Toward an optimal procedure for PC-ANN model building: prediction of the carcinogenic activity of a large set of drugs.

The performances of the three novel QSAR algorithms, principal component-artificial neural network modeling method combining with three factor selection procedures named eigenvalue ranking, correlation ranking, and genetic algorithm (ER-PC-ANN, CR-PC-ANN, PC-GA-ANN, respectively), are compared by application of these model to the prediction of the carcinogenic activity of a large set of drugs (735 drugs) belonging to a diverse type of compounds. A total number of 1350 theoretical descriptors are calculated for each molecule. The matrix of calculated descriptors (with 735 x 1350 dimension) is subjected to PCA. 95% of the variances in the matrix are explained by the first 137 principal components (PC's). From the pool of 137 PC's, the factor selection methods (ER, CR, and GA) are employed to select the best set of PC's for PC-ANN modeling.
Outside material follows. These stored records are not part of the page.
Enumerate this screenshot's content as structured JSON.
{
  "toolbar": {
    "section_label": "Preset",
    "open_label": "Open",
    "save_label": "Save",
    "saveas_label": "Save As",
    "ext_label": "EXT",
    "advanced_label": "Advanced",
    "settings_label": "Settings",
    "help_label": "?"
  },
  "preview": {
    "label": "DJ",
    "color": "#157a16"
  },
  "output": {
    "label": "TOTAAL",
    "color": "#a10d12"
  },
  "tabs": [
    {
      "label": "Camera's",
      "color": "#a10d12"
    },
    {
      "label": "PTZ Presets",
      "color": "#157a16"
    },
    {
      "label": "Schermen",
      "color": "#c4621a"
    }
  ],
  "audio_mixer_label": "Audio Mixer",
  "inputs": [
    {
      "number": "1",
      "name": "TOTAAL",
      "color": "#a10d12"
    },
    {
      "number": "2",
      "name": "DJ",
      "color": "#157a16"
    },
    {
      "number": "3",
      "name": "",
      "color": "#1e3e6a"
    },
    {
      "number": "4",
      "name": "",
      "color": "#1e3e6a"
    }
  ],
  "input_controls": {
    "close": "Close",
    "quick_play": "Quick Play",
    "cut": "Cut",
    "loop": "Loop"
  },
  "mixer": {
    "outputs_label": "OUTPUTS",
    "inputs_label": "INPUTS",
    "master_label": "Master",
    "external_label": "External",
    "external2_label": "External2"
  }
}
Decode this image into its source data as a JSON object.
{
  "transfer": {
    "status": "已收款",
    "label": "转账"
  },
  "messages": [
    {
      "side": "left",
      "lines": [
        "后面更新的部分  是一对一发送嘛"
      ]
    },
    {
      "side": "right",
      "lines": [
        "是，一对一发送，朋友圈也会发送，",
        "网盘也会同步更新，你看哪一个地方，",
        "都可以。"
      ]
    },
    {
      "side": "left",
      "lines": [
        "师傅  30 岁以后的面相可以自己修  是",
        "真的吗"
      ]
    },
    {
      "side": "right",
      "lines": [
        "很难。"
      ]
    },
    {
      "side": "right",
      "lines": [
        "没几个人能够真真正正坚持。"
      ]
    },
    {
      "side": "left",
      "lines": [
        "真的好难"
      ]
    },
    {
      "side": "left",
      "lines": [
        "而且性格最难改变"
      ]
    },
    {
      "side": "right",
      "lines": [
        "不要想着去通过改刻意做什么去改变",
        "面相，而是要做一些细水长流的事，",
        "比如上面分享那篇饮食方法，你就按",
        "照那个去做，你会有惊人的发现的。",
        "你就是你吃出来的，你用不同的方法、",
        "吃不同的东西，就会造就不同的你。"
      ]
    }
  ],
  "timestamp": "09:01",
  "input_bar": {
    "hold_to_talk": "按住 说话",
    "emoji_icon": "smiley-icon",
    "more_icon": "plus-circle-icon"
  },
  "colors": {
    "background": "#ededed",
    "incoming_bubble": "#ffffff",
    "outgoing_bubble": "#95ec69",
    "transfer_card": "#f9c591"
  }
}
In the ER-PC-ANN, the PC's are successively entered into the ANN based on their decreasing eigenvalue. In the CR-PC-ANN, the ANN is first employed to model the nonlinear relationship between each one of the PC's and the carcinogen activity separately. Then, the PC's are ranked based on their decreasing correlating ability and entered to the input layer of the network one after another. Finally, a search algorithm (i.e. genetic algorithm) is used to find the best set of PC's. Both the external and cross-validation methods are used to validate the performances of the resulting models. One is able to see that the results obtained by the PC-GA-ANN and CR-PC-ANN procedures are superior to those resulted from the EV-PC-ANN. Comparison of the results reveals that the results produced by the PC-GA-ANN algorithm are better than those produced by CR-PC-ANN. However, the difference is not significant.